Leila is much braver than I. She takes a little walk every morning with her father, and another walk every afternoon with Porter—and she is always talking to lonesome people and sick people; and all the while she wears a little faint shining smile, like an angel's. Yet I used to be quite scornful of Leila, even while I loved her. I thought she was so sweetly and weakly feminine; yet she is steering her little ship through stormy waters, while I have lost my rudder and compass, and all the other things that a mariner needs in a time of storm.

Before the storm.

The fog still hangs over us, and we seem to ride on the surface of a dead sea. Last night there was no moon and to-day Aunt Frances has not appeared. Even Delilah seems to feel depressed by the silence and the stillness—not a sound but the beat of the engines and the hoarse hoot of the horns. This paper is damp as I write upon it, and blots the ink, but—I sha'n't rewrite it, because the blots will make you see me sitting here, with drops of moisture clinging to my coat and to my little hat, and making my hair curl up in a way that it never does in dry weather.
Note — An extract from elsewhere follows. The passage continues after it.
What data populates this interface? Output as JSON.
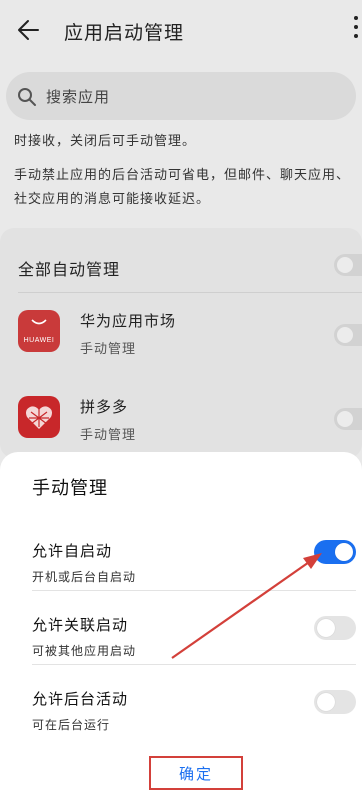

I wonder, if you were here, if you would seem a ghost like all the others. Nothing is real but my thoughts of the things that used to be. I can't believe that I am on my way to London, and that I am going to live with Constance, and go sightseeing with Aunt Frances and Grace, and give up my plans for the—Great Adventure. Aunt Isabelle sat beside me this morning, and we talked about it. She will stay with Aunt Frances and Grace, and we shall see each other every day. I couldn't quite get along at all if it were not for Aunt Isabelle—she is such a mother-person, and she doesn't make me feel, as the rest of them do, that I must be brave and courageous. She just pats my hand and says, "It's going to be all right, Mary dear—it is going to be all right," and presently I begin to feel that it is; she has such a fashion of ignoring the troublesome things of this world, and simply looking ahead to the next. She told me once that heaven would mean to her, first of all, a place of beautiful sounds—and second it would mean freedom. You see she has always been dominated by Aunt Frances, poor thing.

Do you remember how I used to talk of freedom? But now I'm to be a bird in a cage. It will be a gilded cage, of course. Even Grace says that Constance's home is charming—great lovely rooms and massive furniture; and when we begin to go again into society, I am to be introduced to lots of grand folk, and perhaps presented.

And I am to forget that I ever worked in a grubby government office—indeed I am to forget that I ever worked at all.

And I am to forget all of my dreams. I am to change from the Mary Ballard who wanted to do things to the Mary Ballard who wants them done for her. Perhaps when you see me again I shall be nice and clinging and as sweetly feminine as you used to want me to be—Roger Poole.

The mists have cleared, and there's a cloud on the horizon—I can hear people saying that it means a storm. Shall I be afraid? I wonder. Do you remember the storm that came that day in the garden and drove us in? I wonder if we shall ever be together again in the dear old garden?